As the season progresses and nitrogen levels drop low the translocation pathway becomes blocked. Yet photosynthesis in the leaf continues. This causes a build-up of soluble sugars. These sugars can be used for anthocyanin production for species that produce additional anthocyanin in the fall.

The actual colors a tree turns depends on genetic capability of the species and the variables of external factors. If trees do not produce anthocyanin the drop in chlorophyll will unmask the stable yellow or orange carotene and xanthophylls pigments that were there all along. This results in a clear yellow color, as in yellow poplar or hickory. A mixture of anthocyanin and yellow carotene will give a bright orange color. Mixes are variable and produce endless gradations of colors in the New England landscape.

Mixing occurs in the chloroplasts in the cells where remnants of chlorophyll mingle with yellow or orange carotenoid. The same cell may have plastids or cell sap with visible levels of anthocyanin. Various admixtures create the different hues, including crimson and purple as well as yellow, orange and red.

Some species like alders and locusts show little color change. Others show beautiful shades of yellow including: poplars, tulips, ginkos, honey locusts, beeches, and birches. Most people find the most dazzling displays to be reds of trees such as: maples, sassafras, tupelo, staghorm sumac, white oak, and shadbush. Following color change leaves abscise and fall off the tree. You can visually observe the progression of senescence that signals abscission. The outer edges of the leaf will appear in vivid hues while the interior and base is still green. The last cells of the leaf to reach senescence are the cells located just along or above the base of the petiole. This is the abscission zone made up of short and compact cells without intercellular spaces. As senescence reaches them vessels become blocked by tyloses. Protoplasm and starch deposition occurs, the cell walls swell, and pectic and cellulosic materials are digested. At this point separation occurs between rows of cells, sometimes through the middle lamella or the primary cell walls. Sometimes the entire cells of one or more layers dissolve.
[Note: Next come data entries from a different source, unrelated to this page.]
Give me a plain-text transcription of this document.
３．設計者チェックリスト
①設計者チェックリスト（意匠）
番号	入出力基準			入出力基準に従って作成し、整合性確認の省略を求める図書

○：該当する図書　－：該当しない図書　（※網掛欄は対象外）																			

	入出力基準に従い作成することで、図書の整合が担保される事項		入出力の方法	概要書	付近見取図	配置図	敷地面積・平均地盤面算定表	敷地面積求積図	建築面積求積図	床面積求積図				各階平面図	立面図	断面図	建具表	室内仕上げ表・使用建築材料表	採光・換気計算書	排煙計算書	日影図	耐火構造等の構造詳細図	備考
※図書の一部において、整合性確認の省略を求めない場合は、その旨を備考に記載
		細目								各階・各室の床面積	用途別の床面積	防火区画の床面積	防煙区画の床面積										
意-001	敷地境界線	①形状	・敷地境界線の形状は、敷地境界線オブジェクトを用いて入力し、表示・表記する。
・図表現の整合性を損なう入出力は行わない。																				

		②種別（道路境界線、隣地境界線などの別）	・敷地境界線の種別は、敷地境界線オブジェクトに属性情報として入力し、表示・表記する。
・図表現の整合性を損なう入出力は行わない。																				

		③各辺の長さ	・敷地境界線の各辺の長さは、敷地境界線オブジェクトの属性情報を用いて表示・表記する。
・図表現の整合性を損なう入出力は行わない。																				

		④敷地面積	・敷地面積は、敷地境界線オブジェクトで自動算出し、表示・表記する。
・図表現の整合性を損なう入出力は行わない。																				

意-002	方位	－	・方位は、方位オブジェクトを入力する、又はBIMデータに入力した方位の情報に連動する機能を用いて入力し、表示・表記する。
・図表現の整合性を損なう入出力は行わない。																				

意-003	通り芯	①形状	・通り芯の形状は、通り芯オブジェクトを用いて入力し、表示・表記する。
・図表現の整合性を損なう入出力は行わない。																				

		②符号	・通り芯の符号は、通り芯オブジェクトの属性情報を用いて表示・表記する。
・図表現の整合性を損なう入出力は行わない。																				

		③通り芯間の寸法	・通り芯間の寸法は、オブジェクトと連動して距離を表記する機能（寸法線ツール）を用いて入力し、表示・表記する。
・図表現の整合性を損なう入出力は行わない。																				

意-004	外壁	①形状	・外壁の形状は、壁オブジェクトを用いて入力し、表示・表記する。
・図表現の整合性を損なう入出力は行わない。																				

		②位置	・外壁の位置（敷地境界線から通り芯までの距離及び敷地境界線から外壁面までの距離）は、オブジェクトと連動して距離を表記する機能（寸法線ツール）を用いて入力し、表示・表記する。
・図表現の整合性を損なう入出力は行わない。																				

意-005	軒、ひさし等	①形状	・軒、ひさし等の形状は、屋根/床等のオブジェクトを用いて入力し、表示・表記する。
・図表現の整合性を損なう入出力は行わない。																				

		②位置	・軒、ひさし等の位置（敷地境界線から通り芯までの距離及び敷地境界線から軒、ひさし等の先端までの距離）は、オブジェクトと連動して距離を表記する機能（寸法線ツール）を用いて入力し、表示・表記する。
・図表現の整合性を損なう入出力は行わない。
Often the shedding of foliage occurs quickly. Sometimes a tree will drop the bulk of its leaves in just an hour or two. Species vary in timing of leaf fall, as they did in coloration. For instance, many Quercus stay green later and abscise later. In some species leaves senesce, turn brown and shrivel but do not abscise. For instance, some Quercus and Carpinus leaves hang on through winter and abscise the following spring. The last reminders of summer’s lush, green canopies are these whispering rattles of winter.